There has been a lot of hand-wringing over whether the rampant shell disease afflicting the southern New England lobsters has begun to inch its way north to the colder waters of Cape Ann and the rest of the Gulf of Maine.
Pish-posh, say the scientists and local lobstermen.
"It's really much ado about nothing up in Gloucester and around Cape Ann," said Bob Glenn, the New Bedford-based chief marine fisheries biologist for the state's Division of Marine Fisheries. "We've had high incidences of shell disease south of Cape Cod since the late '90s. That's really where the problem is, down in southern New England waters where it's much warmer."

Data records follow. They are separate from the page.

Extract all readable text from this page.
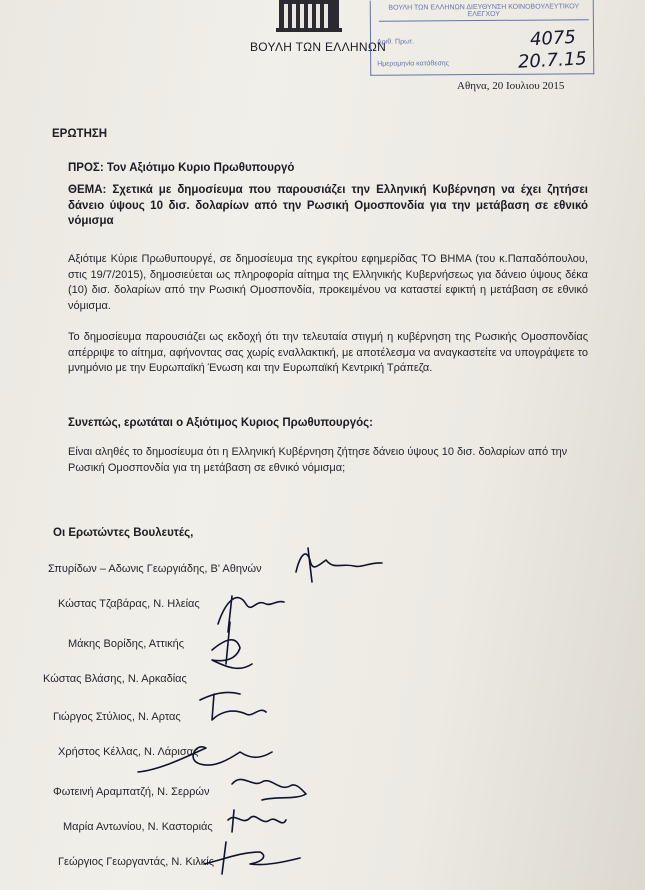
ΒΟΥΛΗ ΤΩΝ ΕΛΛΗΝΩΝ
ΒΟΥΛΗ ΤΩΝ ΕΛΛΗΝΩΝ ΔΙΕΥΘΥΝΣΗ ΚΟΙΝΟΒΟΥΛΕΥΤΙΚΟΥ ΕΛΕΓΧΟΥ
Αριθ. Πρωτ.
Ημερομηνία κατάθεσης
4075
20.7.15
Αθηνα, 20 Ιουλιου 2015
ΕΡΩΤΗΣΗ
ΠΡΟΣ: Τον Αξιότιμο Κυριο Πρωθυπουργό
ΘΕΜΑ: Σχετικά με δημοσίευμα που παρουσιάζει την Ελληνική Κυβέρνηση να έχει ζητήσει δάνειο ύψους 10 δισ. δολαρίων από την Ρωσική Ομοσπονδία για την μετάβαση σε εθνικό νόμισμα
Αξιότιμε Κύριε Πρωθυπουργέ, σε δημοσίευμα της εγκρίτου εφημερίδας ΤΟ ΒΗΜΑ (του κ.Παπαδόπουλου, στις 19/7/2015), δημοσιεύεται ως πληροφορία αίτημα της Ελληνικής Κυβερνήσεως για δάνειο ύψους δέκα (10) δισ. δολαρίων από την Ρωσική Ομοσπονδία, προκειμένου να καταστεί εφικτή η μετάβαση σε εθνικό νόμισμα.
Το δημοσίευμα παρουσιάζει ως εκδοχή ότι την τελευταία στιγμή η κυβέρνηση της Ρωσικής Ομοσπονδίας απέρριψε το αίτημα, αφήνοντας σας χωρίς εναλλακτική, με αποτέλεσμα να αναγκαστείτε να υπογράψετε το μνημόνιο με την Ευρωπαϊκή Ένωση και την Ευρωπαϊκή Κεντρική Τράπεζα.
Συνεπώς, ερωτάται ο Αξιότιμος Κυριος Πρωθυπουργός:
Είναι αληθές το δημοσίευμα ότι η Ελληνική Κυβέρνηση ζήτησε δάνειο ύψους 10 δισ. δολαρίων από την Ρωσική Ομοσπονδία για τη μετάβαση σε εθνικό νόμισμα;
Οι Ερωτώντες Βουλευτές,
Σπυρίδων – Αδωνις Γεωργιάδης, Β' Αθηνών
Κώστας Τζαβάρας, Ν. Ηλείας
Μάκης Βορίδης, Αττικής
Κώστας Βλάσης, Ν. Αρκαδίας
Γιώργος Στύλιος, Ν. Αρτας
Χρήστος Κέλλας, Ν. Λάρισας
Φωτεινή Αραμπατζή, Ν. Σερρών
Μαρία Αντωνίου, Ν. Καστοριάς
Γεώργιος Γεωργαντάς, Ν. Κιλκίς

Glenn said that, on average, as many as 22 percent of the lobsters harvested out of the warmer New England waters south of Cape Cod have contracted the bacteria-induced epizootic shell disease that, at worse, wholly erodes their shells or, at best, leaves their shells covered with unsightly lesions.

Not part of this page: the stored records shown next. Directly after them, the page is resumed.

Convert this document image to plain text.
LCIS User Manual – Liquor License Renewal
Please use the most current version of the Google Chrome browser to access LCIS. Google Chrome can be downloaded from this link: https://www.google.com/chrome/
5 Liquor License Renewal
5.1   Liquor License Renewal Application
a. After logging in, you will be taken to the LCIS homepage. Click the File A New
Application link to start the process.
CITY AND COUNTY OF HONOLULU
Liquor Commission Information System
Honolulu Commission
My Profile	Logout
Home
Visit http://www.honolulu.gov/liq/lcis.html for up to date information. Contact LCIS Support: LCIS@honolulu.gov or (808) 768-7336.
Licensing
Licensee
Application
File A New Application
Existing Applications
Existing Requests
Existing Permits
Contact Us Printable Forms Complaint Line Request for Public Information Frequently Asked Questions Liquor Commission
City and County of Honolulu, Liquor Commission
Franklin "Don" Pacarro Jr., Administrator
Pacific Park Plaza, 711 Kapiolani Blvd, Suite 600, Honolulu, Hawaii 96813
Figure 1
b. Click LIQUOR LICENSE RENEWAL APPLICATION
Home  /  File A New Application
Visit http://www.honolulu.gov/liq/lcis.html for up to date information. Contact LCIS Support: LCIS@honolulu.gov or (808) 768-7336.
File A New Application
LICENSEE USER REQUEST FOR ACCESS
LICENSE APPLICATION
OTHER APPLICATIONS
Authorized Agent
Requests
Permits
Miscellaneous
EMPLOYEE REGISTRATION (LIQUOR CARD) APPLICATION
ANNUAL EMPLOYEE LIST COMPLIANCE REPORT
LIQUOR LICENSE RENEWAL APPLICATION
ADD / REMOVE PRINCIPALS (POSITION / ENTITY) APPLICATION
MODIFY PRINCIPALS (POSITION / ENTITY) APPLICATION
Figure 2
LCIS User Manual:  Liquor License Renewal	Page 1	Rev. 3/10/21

"Up around Gloucester, it's much less, usually 1 percent or less of the lobsters landed," Glenn said. "The highest we ever saw up there was 3.1 percent in 2003 and 2.2 percent in 2012."
That's good news not only for Gloucester lobstermen, but for lobster lovers throughout the region.
That's because Gloucester, according to the Massachusetts Lobstermen's Association, is home to more lobstermen (145) and more lobsters landed (2.27 million pounds in 2011) than any other of the Bay State's 52 ports.